The Director of the Consumer Financial Protection Bureau has denied a petition from a credit repair organization to set aside a civil investigative demand it received from the Bureau, disagreeing with the premise that the CFPB’s request is unlawful because it could not bring an enforcement action against the company.
A copy of the denial, issued by CFPB Director Kathleen Kraninger, was released this week and can be accessed by clicking here.
In April, the CFPB send a CID to Daniel A. Rosen, Inc., d/b/a Credit Repair Cloud, seeking information to help the Bureau determine if the company “requested or received prohibited payments from consumers,” which may have violated the Telemarketing Sales Rule, and “provided substantial assistance in such violations,” which may have violated the Consumer Financial Protection Act.
The CFPB sought responses to interrogatories as well as the production of documents. The CFPB’s rules require a meeting between the recipient of the CID and an investigator from the CFPB, and during that meeting, the company announced its intention not to respond to the CID and to file a petition to set aside the request.

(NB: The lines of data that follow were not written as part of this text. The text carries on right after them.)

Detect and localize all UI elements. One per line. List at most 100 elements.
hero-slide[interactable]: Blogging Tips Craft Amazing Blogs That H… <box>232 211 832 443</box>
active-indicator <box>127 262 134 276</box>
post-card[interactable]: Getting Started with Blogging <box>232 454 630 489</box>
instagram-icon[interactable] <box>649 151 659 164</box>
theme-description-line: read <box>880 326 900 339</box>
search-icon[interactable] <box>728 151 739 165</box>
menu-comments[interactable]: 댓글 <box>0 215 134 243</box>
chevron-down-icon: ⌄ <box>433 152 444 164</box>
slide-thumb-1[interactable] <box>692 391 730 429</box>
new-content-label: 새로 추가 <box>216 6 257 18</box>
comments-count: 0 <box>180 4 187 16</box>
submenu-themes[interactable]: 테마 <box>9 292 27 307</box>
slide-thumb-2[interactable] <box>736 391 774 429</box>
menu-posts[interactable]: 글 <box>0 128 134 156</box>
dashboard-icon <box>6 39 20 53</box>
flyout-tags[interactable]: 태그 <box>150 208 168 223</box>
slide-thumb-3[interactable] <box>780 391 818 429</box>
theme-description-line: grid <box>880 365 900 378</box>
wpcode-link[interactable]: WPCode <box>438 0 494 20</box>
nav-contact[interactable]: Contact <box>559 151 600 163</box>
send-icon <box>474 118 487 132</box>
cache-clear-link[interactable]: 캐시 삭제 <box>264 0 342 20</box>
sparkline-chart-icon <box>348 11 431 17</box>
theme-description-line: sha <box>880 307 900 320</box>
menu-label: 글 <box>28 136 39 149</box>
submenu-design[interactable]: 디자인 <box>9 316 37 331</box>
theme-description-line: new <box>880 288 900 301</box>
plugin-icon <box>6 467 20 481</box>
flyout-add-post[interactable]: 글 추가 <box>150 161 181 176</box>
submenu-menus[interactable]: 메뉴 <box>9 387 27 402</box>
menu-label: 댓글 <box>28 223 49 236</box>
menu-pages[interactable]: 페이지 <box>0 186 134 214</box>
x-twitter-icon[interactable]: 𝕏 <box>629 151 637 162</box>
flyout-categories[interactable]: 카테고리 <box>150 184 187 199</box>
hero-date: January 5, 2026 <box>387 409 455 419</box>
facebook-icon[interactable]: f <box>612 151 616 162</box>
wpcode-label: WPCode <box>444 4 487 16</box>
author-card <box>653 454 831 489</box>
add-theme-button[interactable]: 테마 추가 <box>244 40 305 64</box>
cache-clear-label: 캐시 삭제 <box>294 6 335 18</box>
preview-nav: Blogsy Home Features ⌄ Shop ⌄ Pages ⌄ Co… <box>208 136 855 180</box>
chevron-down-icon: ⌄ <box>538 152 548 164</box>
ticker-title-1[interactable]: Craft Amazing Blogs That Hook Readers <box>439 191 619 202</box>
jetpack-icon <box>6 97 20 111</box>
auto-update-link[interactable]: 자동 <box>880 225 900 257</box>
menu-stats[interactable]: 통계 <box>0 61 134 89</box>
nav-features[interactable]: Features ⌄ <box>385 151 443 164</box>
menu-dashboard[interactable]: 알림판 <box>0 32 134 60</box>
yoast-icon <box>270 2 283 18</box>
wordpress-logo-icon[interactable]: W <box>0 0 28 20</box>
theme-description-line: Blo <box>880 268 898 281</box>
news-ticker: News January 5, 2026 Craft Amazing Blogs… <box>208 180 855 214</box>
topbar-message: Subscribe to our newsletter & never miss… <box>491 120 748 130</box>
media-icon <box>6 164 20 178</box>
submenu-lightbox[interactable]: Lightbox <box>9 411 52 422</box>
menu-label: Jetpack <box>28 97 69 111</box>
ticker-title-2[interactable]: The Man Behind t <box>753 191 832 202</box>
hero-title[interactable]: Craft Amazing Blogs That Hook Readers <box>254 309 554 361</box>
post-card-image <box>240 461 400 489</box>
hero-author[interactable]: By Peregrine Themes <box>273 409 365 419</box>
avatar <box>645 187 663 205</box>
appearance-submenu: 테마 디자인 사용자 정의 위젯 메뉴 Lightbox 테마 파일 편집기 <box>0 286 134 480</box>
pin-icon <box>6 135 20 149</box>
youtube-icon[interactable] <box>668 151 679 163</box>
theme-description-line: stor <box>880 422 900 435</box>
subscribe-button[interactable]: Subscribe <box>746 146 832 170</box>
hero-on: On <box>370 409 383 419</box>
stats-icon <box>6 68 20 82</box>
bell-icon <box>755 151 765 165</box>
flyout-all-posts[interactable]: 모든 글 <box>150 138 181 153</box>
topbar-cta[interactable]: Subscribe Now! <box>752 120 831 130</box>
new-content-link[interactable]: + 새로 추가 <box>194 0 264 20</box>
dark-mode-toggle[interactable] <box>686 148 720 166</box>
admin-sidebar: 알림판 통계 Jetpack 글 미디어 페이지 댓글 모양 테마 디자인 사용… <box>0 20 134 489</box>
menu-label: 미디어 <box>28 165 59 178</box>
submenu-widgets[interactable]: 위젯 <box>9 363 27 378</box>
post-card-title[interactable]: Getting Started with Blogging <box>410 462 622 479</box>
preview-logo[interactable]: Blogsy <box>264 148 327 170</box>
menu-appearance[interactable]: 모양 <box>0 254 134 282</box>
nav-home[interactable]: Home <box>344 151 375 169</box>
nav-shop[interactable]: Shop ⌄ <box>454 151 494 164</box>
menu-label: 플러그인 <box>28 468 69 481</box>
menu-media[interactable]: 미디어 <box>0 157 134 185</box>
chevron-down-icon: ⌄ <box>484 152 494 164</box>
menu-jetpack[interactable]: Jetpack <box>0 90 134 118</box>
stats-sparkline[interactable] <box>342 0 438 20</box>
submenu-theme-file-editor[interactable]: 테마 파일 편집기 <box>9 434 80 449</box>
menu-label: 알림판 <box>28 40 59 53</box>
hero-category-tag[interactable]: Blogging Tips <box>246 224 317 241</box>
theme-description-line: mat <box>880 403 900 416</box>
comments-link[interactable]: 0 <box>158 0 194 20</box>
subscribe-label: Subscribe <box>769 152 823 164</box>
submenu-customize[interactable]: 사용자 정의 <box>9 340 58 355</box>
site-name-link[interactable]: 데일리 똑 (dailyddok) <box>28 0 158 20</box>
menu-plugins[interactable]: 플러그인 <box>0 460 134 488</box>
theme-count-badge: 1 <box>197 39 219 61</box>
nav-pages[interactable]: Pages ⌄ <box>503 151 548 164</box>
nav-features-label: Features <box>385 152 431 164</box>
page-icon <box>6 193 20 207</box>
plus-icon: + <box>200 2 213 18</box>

In the petition, the company argued that the CID was unlawful because “could not bring an enforcement action against it under either the Telemarketing Sales Rule (TSR) or the CFPA.”
But Kraninger quickly pointed out that the CFPB’s investigation authority is broader than its enforcement authority. As well, the company made a number of fact-based claims, such as it “does not interact with consumers,” and “has no role in facilitating or assisting a credit repair company requesting or receiving any payment.” But fact gathering is the purpose of the CID, Kraninger pointed out. “CRC is asking me to resolve factual issues based on its assertion while the Bureau is still in the process of gathering relevant information,” she wrote. “That is not a basis for setting the CID aside.”